Aggregates that cause D-cracking absorb moisture from the pavement base and from surface water entering through cracks and joints. The cracks usually begin in the lower portion of the slab and move upward. They always start along cracks, joints, or free edges.

FACTORS INFLUENCING D-CRACKING DEVELOPMENT

Coarse aggregates that cause D-cracking are nearly always sedimentary materials: limestone, dolomite, shale, sandstone, and graywacke. But not all sedimentary aggregates cause the problem. Aggregates with low permeability, high porosity, and small pore size are most likely to cause D-cracking. Frequent freezing and thawing cycles are most harmful.
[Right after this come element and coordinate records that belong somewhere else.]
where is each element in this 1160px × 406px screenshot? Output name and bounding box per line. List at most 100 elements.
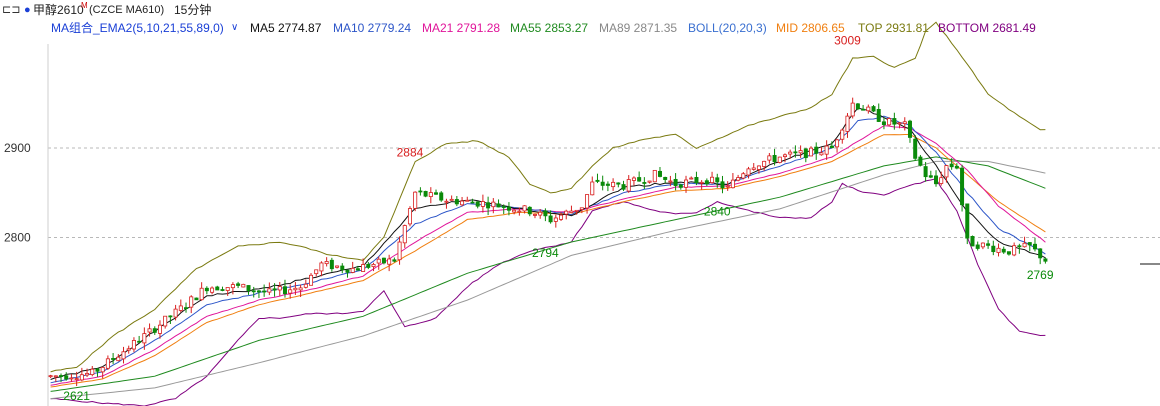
candle-body (694, 177, 699, 184)
candle-body (288, 289, 293, 294)
price-annotation: 2884 (397, 145, 424, 159)
candle-body (121, 351, 126, 360)
candle-body (902, 121, 907, 124)
candle-body (48, 375, 53, 378)
candle-body (142, 333, 147, 344)
candle-body (944, 165, 949, 178)
candle-body (454, 199, 459, 205)
instrument-symbol: (CZCE MA610) (89, 4, 165, 16)
candle-body (642, 182, 647, 184)
candle-body (501, 206, 506, 208)
indicator-group-dropdown[interactable]: MA组合_EMA2(5,10,21,55,89,0) (51, 19, 224, 37)
candle-body (246, 285, 251, 291)
candle-body (824, 145, 829, 155)
candle-body (861, 108, 866, 111)
y-tick-label: 2800 (4, 231, 31, 245)
candle-body (95, 368, 100, 372)
candle-body (69, 377, 74, 380)
candle-body (866, 106, 871, 112)
candle-body (928, 175, 933, 178)
candle-body (855, 103, 860, 110)
candle-body (595, 179, 600, 182)
candle-body (517, 210, 522, 213)
candle-body (59, 375, 64, 377)
candle-body (996, 247, 1001, 253)
chevron-down-icon[interactable]: ∨ (231, 19, 238, 37)
candle-body (480, 201, 485, 207)
candle-body (975, 244, 980, 249)
candle-body (991, 245, 996, 253)
candle-body (256, 290, 261, 293)
period-label[interactable]: 15分钟 (174, 0, 211, 20)
candle-body (491, 201, 496, 208)
candle-body (303, 283, 308, 288)
candle-body (79, 374, 84, 381)
legend-top: TOP 2931.81 (858, 21, 929, 35)
candle-body (579, 207, 584, 210)
candle-body (1017, 245, 1022, 248)
candle-body (53, 375, 58, 378)
candle-body (522, 205, 527, 212)
candle-body (126, 348, 131, 351)
candle-body (74, 378, 79, 380)
candle-body (184, 307, 189, 310)
candle-body (298, 287, 303, 291)
candle-body (157, 324, 162, 334)
line-boll-mid (50, 134, 1046, 388)
candle-body (361, 264, 366, 272)
candle-body (319, 262, 324, 272)
candle-body (85, 373, 90, 376)
candle-body (881, 121, 886, 125)
candle-body (1027, 242, 1032, 246)
candle-body (793, 151, 798, 154)
kline-chart[interactable]: 288427942840300927692621 29002800 (0, 0, 1160, 406)
candle-body (699, 181, 704, 184)
candle-body (64, 375, 69, 380)
candle-body (225, 287, 230, 291)
candle-body (105, 358, 110, 369)
candle-body (335, 265, 340, 268)
candle-body (756, 165, 761, 170)
candle-body (710, 176, 715, 184)
candle-body (381, 257, 386, 264)
candle-body (486, 202, 491, 209)
candle-body (475, 201, 480, 207)
candle-body (137, 340, 142, 343)
candle-body (512, 209, 517, 213)
candle-body (428, 192, 433, 198)
candle-body (918, 156, 923, 166)
candle-body (777, 156, 782, 163)
candle-body (1006, 251, 1011, 255)
candle-body (340, 265, 345, 270)
candle-body (965, 203, 970, 239)
legend-bottom: BOTTOM 2681.49 (938, 21, 1036, 35)
candle-body (684, 179, 689, 188)
legend-ma89: MA89 2871.35 (599, 21, 678, 35)
candle-body (1043, 258, 1048, 262)
candle-body (215, 286, 220, 291)
candle-body (267, 288, 272, 293)
candle-body (600, 181, 605, 186)
candle-body (751, 167, 756, 170)
candle-body (923, 166, 928, 178)
candle-body (897, 122, 902, 125)
candle-body (220, 289, 225, 291)
candle-body (277, 286, 282, 291)
candle-body (850, 102, 855, 117)
candle-body (809, 147, 814, 157)
candle-body (689, 177, 694, 180)
price-annotation: 2769 (1027, 268, 1054, 282)
candle-body (350, 267, 355, 273)
candle-body (819, 152, 824, 156)
candle-body (772, 154, 777, 163)
candle-body (782, 154, 787, 158)
candle-body (668, 180, 673, 183)
candle-body (376, 258, 381, 264)
candle-body (1032, 243, 1037, 250)
candle-body (444, 200, 449, 203)
candle-body (199, 287, 204, 301)
panel-toggle-icon[interactable]: ⊏⊐ (2, 0, 20, 20)
candles (48, 97, 1048, 387)
candle-body (704, 180, 709, 185)
candle-body (876, 108, 881, 122)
The D-cracking problem isn't as prevalent in very cold regions where fewer freeze-thaw cycles occur.

IDENTIFYING SUSCEPTIBLE AGGREGATES

For unproven aggregate sources, identifying poor performers requires testing the aggregate, either in concrete or by itself. Freezing and thawing tests are most commonly used. Changes in specimen weight, length, or modulus of elasticity are used to predict field performance.

MAKING POOR AGGREGATES BETTER

If aggregate from a given source causes D-cracking, is there any way to upgrade the aggregate? Three techniques are being used today: coarse aggregate particle size reduction; heavy media separation of harmful particles; and blending harmful aggregates with more durable aggregates.